# RHEA Chick Help Please



## ftrz00kpr (Feb 8, 2010)

Hello there,

We got 4 rhea eggs and incubated them. Only one hatched unfortunately and it is nearly 2 weeks old now. Obviously it doesn't have a parent of any siblings to imitate so its been a real struggle to get it to eat anything. We incubate chicken eggs all the time and they are really easy to teach how to peck and eat, but this rhea is totally different.

Just wondering, or hoping, if anyone on here has had experience with raising rhea chicks and could offer any helpful advice. We are currently having to feed it via syringe to ensure that its getting food.

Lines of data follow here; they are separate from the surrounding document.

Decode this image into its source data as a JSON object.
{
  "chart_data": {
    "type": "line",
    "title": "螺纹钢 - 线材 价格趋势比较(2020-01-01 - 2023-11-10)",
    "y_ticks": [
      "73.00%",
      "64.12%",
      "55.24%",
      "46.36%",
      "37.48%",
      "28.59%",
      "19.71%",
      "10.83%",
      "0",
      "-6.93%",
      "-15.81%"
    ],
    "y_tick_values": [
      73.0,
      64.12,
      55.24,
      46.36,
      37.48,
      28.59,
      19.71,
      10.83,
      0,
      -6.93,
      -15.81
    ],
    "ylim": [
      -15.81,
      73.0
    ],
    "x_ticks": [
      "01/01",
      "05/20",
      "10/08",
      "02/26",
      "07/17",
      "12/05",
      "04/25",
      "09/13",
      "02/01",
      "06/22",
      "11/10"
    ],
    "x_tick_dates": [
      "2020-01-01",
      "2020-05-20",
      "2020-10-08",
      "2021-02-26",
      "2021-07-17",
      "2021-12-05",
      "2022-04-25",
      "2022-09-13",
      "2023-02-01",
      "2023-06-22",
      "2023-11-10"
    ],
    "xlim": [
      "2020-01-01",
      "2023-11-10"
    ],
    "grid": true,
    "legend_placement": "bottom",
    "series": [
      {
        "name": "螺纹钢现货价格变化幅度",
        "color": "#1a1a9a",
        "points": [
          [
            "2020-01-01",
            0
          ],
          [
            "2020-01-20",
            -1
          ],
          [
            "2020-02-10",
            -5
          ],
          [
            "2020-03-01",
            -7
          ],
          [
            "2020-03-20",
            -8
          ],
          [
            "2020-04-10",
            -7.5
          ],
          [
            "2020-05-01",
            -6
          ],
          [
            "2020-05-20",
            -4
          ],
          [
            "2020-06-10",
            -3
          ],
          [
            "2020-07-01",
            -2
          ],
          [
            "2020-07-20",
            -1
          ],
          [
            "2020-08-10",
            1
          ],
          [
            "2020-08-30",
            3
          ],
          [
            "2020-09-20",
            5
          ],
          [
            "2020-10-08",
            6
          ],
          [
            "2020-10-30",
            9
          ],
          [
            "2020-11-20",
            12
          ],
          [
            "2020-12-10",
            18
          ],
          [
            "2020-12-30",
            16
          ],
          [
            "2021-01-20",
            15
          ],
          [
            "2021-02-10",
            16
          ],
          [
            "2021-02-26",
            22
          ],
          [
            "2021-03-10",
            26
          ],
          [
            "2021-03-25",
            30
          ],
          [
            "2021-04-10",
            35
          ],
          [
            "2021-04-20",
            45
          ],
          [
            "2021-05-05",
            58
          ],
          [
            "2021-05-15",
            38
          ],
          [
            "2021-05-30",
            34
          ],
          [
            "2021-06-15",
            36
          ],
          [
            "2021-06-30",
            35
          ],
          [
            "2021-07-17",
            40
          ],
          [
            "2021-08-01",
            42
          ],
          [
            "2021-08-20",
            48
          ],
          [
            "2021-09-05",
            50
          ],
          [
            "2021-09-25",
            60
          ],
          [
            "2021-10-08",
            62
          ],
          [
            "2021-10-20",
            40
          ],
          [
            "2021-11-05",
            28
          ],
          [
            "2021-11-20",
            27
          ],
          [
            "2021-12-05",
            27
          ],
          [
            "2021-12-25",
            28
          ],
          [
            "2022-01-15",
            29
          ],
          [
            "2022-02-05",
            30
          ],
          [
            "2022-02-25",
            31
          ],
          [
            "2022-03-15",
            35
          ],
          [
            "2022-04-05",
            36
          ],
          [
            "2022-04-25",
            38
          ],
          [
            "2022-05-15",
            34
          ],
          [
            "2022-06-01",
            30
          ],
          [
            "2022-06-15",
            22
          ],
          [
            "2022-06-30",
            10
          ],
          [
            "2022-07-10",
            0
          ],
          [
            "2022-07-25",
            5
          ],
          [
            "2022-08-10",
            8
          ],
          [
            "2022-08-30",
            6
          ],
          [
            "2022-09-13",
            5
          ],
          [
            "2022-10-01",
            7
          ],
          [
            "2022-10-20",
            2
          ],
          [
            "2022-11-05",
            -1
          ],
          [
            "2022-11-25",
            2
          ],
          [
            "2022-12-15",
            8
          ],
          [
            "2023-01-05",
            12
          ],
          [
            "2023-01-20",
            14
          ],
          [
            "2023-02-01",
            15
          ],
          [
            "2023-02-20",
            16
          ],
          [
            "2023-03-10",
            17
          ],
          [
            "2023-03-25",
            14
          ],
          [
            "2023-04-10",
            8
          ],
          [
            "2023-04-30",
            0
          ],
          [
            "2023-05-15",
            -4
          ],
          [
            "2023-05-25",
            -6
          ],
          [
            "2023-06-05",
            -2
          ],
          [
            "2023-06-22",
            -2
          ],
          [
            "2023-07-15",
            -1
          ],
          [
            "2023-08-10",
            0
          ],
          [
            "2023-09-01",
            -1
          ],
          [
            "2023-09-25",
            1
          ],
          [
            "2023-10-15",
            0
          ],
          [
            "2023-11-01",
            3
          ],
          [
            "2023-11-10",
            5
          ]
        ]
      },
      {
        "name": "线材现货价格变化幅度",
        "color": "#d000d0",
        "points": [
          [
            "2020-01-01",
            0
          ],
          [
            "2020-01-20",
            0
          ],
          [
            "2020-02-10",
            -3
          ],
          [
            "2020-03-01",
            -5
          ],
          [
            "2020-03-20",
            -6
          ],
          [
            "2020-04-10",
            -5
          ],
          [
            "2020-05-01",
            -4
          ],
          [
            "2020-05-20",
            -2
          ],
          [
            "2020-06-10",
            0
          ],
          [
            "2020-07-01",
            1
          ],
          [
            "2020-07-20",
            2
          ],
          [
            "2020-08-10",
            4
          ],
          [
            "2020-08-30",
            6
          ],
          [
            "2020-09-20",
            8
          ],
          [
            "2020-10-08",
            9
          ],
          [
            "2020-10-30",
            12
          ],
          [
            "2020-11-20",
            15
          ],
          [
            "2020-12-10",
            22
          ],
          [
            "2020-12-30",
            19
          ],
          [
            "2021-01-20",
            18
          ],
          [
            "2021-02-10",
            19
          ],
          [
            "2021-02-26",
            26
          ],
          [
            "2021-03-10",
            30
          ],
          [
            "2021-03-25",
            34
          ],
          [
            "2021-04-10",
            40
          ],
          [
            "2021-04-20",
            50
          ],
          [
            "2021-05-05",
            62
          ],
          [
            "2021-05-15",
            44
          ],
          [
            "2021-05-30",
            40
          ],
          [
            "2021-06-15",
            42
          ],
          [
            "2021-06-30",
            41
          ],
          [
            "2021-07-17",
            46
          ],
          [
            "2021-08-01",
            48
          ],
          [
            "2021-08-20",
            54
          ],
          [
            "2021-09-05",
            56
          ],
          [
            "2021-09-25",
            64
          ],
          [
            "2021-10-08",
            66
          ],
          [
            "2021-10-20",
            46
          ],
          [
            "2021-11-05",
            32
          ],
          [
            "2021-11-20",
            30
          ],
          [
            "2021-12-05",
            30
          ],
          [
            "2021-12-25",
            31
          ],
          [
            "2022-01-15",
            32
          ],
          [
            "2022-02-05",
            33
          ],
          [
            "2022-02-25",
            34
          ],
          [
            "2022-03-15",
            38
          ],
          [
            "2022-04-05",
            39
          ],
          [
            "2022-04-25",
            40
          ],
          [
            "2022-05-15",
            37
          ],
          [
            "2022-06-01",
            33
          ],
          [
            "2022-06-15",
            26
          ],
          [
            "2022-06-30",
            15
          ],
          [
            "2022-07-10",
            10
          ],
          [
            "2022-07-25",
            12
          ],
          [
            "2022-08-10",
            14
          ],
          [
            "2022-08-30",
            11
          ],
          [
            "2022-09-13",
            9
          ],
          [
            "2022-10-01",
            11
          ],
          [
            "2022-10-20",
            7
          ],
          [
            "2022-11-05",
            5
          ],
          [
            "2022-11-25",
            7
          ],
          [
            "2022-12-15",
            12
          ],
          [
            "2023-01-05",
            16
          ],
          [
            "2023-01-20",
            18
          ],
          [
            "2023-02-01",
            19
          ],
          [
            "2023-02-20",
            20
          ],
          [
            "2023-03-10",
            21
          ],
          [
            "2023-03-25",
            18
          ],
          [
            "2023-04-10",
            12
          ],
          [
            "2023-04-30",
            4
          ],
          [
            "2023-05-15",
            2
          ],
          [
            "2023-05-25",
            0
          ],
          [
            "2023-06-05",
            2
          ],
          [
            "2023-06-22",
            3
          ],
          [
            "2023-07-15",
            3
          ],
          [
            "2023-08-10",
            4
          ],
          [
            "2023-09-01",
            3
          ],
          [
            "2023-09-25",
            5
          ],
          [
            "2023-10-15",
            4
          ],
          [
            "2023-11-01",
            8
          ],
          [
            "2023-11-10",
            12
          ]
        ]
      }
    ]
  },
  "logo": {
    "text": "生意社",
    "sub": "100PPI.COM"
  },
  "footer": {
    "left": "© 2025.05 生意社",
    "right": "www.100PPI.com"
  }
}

We've got some more rhea eggs in incubator now with the hopes of giving our little one a friend in about a months time. 

Cheers

Maxine


----------



## miss_ferret (Feb 4, 2010)

i love rhea's but iv never kept one so cant offer any first hand advice, but a lot of 'open farms' (think thats the term) and the like keep and breed them, so you could try calling one of those and seeing if they can help. sorry cant be more help : victory:


----------



## wohic (Jun 19, 2006)

Turkeys are finicky to get feeding , look about at what they peck at . with turkeys we add silver sugar balls to their food as they like shiny things, you could also try adding a few mealworms to their food as it may go for the movement


----------



## wohic (Jun 19, 2006)

Oh just thought of something else, try chopped greens and hard boiled egg, and try offering it on a piece of white towel.......


----------



## Loderuna (Mar 9, 2010)

How about putting it with the chicken chicks or chickens? It might get the hang of it from watching them?


----------



## ftrz00kpr (Feb 8, 2010)

Thanks, I will try that.

We put a full grown chicken in with it, and the rhea didn't seem to mind having the chicken in there, just sort of followed it around. But then we went back about 20 minutes later and the rhea had chicken feathers in its mouth. So that plan didn't work! Then we tried putting a little chick in there, but the rhea just pecked at it. Someone told us that they could die of boredom, so we are always getting it out and letting it wander around and letting it interact with us, its not afraid of people at all!

We've got a little 'animal farm' I guess you could call it for people to look around. We've got various rare breed chickens, turkeys, donkeys, goats, kune kune pigs, meerkats, ferrets and various other little things. We originally wanted quite a few rhea as it would make a nice addition, we just hope this one does ok!


----------